Simon Newman is the Sir Denis Brogan Professor of American History at the University of Glasgow, where he has taught since 1997.
Having received a first degree in American Studies from Nottingham, Professor Newman then took master's degrees at the University of Wisconsin and Princeton University, and he received his PhD from Princeton in 1991. He then taught at Northern Illinois University for six years, before returning to Britain to take up a post at Glasgow.
Professor Newman is a leading expert on the history of eighteenth century America, with particular reference to the American Revolution, popular politics, and the history of slavery.
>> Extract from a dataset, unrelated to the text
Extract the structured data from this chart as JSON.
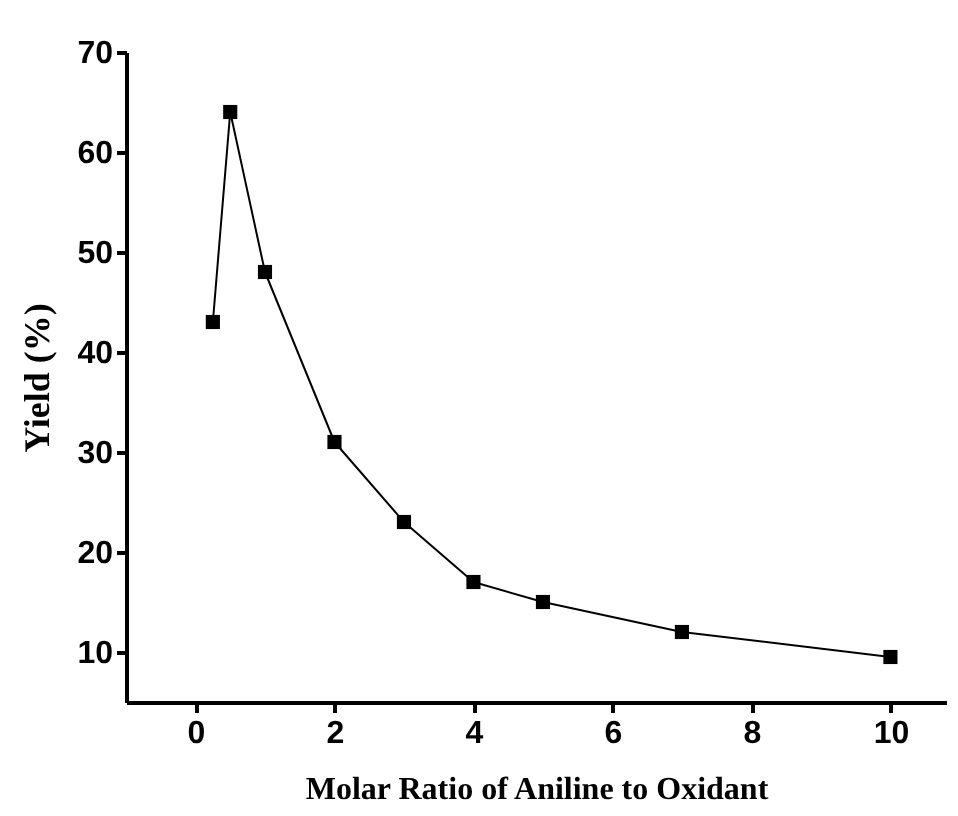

He has published eight books on such diverse topics as popular politics in post-revolutionary America, the lives of the poor in late-eighteenth century Philadelphia, and the origins and early development of plantation slavery. His numerous essays and articles include a number of works exploring British understandings of American history in general, and the American Revolution in particular, and he has lectured on 'The Special Relationship' on board of all of Cunard's trans-Atlantic ocean liners.
Professor Newman has received a large number of fellowships and research awards from such bodies as the National Endowment for the Humanities, the Arts and Humanities Research Council, the British Academy, and the Leverhulme Trust. He is a member of the Advisory Board of the International Center for Jefferson Studies at Monticello, and he has chaired the British Association for American Studies.